You can do exercises to help you straighten your back and improve your posture several times a day. This will help counter the hunched posture that can result from working in front of a computer or at a desk all day. These exercises help strengthen your weak muscles and improve postural awareness.
Standing Wall Press
The standing wall press helps strengthen your deep spinal and abdominal muscles while improving your posture. You should do this simple exercise at least once every 20 minutes when at work. Stand with your back against the wall with your head, shoulders, buttocks, calves and the back of your hands touching the wall. Push your body and hands against the wall as hard as you can. Take about five to six deep breaths as you are pushing. When you have finished, walk around the area for a few seconds and repeat the exercise three more times.
Standing Wall Slide
Perform the standing wall slide to strengthen your posterior muscles and fascia in your entire back and shoulders.
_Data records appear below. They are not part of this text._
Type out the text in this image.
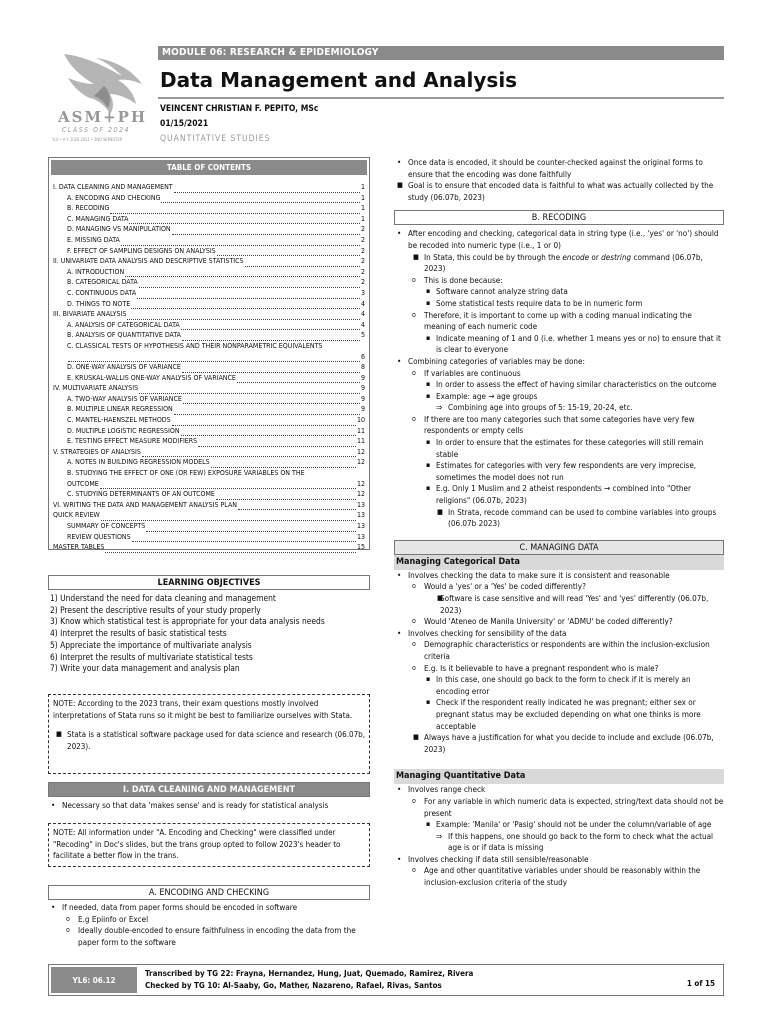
ASM+PH
CLASS OF 2024
YL6 • A.Y. 2020-2021 • 2ND SEMESTER
MODULE 06: RESEARCH & EPIDEMIOLOGY
Data Management and Analysis
VEINCENT CHRISTIAN F. PEPITO, MSc
01/15/2021
QUANTITATIVE STUDIES
TABLE OF CONTENTS
I. DATA CLEANING AND MANAGEMENT	1
A. ENCODING AND CHECKING	1
B. RECODING	1
C. MANAGING DATA	1
D. MANAGING VS MANIPULATION	2
E. MISSING DATA	2
F. EFFECT OF SAMPLING DESIGNS ON ANALYSIS	2
II. UNIVARIATE DATA ANALYSIS AND DESCRIPTIVE STATISTICS	2
A. INTRODUCTION	2
B. CATEGORICAL DATA	2
C. CONTINUOUS DATA	3
D. THINGS TO NOTE	4
III. BIVARIATE ANALYSIS	4
A. ANALYSIS OF CATEGORICAL DATA	4
B. ANALYSIS OF QUANTITATIVE DATA	5
C. CLASSICAL TESTS OF HYPOTHESIS AND THEIR NONPARAMETRIC EQUIVALENTS
6
D. ONE-WAY ANALYSIS OF VARIANCE	8
E. KRUSKAL-WALLIS ONE-WAY ANALYSIS OF VARIANCE	9
IV. MULTIVARIATE ANALYSIS	9
A. TWO-WAY ANALYSIS OF VARIANCE	9
B. MULTIPLE LINEAR REGRESSION	9
C. MANTEL-HAENSZEL METHODS	10
D. MULTIPLE LOGISTIC REGRESSION	11
E. TESTING EFFECT MEASURE MODIFIERS	11
V. STRATEGIES OF ANALYSIS	12
A. NOTES IN BUILDING REGRESSION MODELS	12
B. STUDYING THE EFFECT OF ONE (OR FEW) EXPOSURE VARIABLES ON THE
OUTCOME	12
C. STUDYING DETERMINANTS OF AN OUTCOME	12
VI. WRITING THE DATA AND MANAGEMENT ANALYSIS PLAN	13
QUICK REVIEW	13
SUMMARY OF CONCEPTS	13
REVIEW QUESTIONS	13
MASTER TABLES	15
LEARNING OBJECTIVES
1) Understand the need for data cleaning and management
2) Present the descriptive results of your study properly
3) Know which statistical test is appropriate for your data analysis needs
4) Interpret the results of basic statistical tests
5) Appreciate the importance of multivariate analysis
6) Interpret the results of multivariate statistical tests
7) Write your data management and analysis plan
NOTE: According to the 2023 trans, their exam questions mostly involved interpretations of Stata runs so it might be best to familiarize ourselves with Stata.
■ Stata is a statistical software package used for data science and research (06.07b, 2023).
I. DATA CLEANING AND MANAGEMENT
• Necessary so that data 'makes sense' and is ready for statistical analysis
NOTE: All information under "A. Encoding and Checking" were classified under "Recoding" in Doc's slides, but the trans group opted to follow 2023's header to facilitate a better flow in the trans.
A. ENCODING AND CHECKING
• If needed, data from paper forms should be encoded in software
o E.g Epiinfo or Excel
o Ideally double-encoded to ensure faithfulness in encoding the data from the paper form to the software
• Once data is encoded, it should be counter-checked against the original forms to ensure that the encoding was done faithfully
■ Goal is to ensure that encoded data is faithful to what was actually collected by the study (06.07b, 2023)
B. RECODING
• After encoding and checking, categorical data in string type (i.e., 'yes' or 'no') should be recoded into numeric type (i.e., 1 or 0)
■ In Stata, this could be by through the encode or destring command (06.07b, 2023)
o This is done because:
▪ Software cannot analyze string data
▪ Some statistical tests require data to be in numeric form
o Therefore, it is important to come up with a coding manual indicating the meaning of each numeric code
▪ Indicate meaning of 1 and 0 (i.e. whether 1 means yes or no) to ensure that it is clear to everyone
• Combining categories of variables may be done:
o If variables are continuous
▪ In order to assess the effect of having similar characteristics on the outcome
▪ Example: age → age groups
⇒ Combining age into groups of 5: 15-19, 20-24, etc.
o If there are too many categories such that some categories have very few respondents or empty cells
▪ In order to ensure that the estimates for these categories will still remain stable
▪ Estimates for categories with very few respondents are very imprecise, sometimes the model does not run
▪ E.g. Only 1 Muslim and 2 atheist respondents → combined into "Other religions" (06.07b, 2023)
■ In Strata, recode command can be used to combine variables into groups (06.07b 2023)
C. MANAGING DATA
Managing Categorical Data
• Involves checking the data to make sure it is consistent and reasonable
o Would a 'yes' or a 'Yes' be coded differently?
■ Software is case sensitive and will read 'Yes' and 'yes' differently (06.07b, 2023)
o Would 'Ateneo de Manila University' or 'ADMU' be coded differently?
• Involves checking for sensibility of the data
o Demographic characteristics or respondents are within the inclusion-exclusion criteria
o E.g. Is it believable to have a pregnant respondent who is male?
▪ In this case, one should go back to the form to check if it is merely an encoding error
▪ Check if the respondent really indicated he was pregnant; either sex or pregnant status may be excluded depending on what one thinks is more acceptable
■ Always have a justification for what you decide to include and exclude (06.07b, 2023)
Managing Quantitative Data
• Involves range check
o For any variable in which numeric data is expected, string/text data should not be present
▪ Example: 'Manila' or 'Pasig' should not be under the column/variable of age
⇒ If this happens, one should go back to the form to check what the actual age is or if data is missing
• Involves checking if data still sensible/reasonable
o Age and other quantitative variables under should be reasonably within the inclusion-exclusion criteria of the study
YL6: 06.12
Transcribed by TG 22: Frayna, Hernandez, Hung, Juat, Quemado, Ramirez, Rivera
Checked by TG 10: Al-Saaby, Go, Mather, Nazareno, Rafael, Rivas, Santos	1 of 15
Use a smooth wall for this exercise. Stand facing a wall while placing the blades of your hands on it. Your thumbs should be pointing away from the wall. Walk slowly to the wall. Your hands and arms should slide up naturally, forming a letter Y with your body. Walk to the wall until your toes, thighs, chest and elbows are touching or almost touching the wall. You should feel your shoulder blades pull together. Do not touch your nose or forehead against the wall. If you have extra body mass in the front of your body and cannot touch the wall with all indicated parts, get as close to the wall as you can. Hold this position for five deep breaths, then return to the start position. Repeat the pattern for four to five more times.
Deep Squat With Reach
This exercise sequence increases your core strength and mobility. The movement takes your hips and legs in a full, deep squat. Stand with your feet shoulder-width apart and your toes pointing forward in front of a step or a similar platform. Raise your arms above your head, and bend forward to place your palms on the platform. Lower your butt into a deep squat while keeping your spine tall. Hold the position for a few deep breaths. Push down with your hands and you should feel your abdominal muscle engage to keep your posture upright. Then, raise your arms above your head and push yourself up, keeping your spine in the same position without bending forward.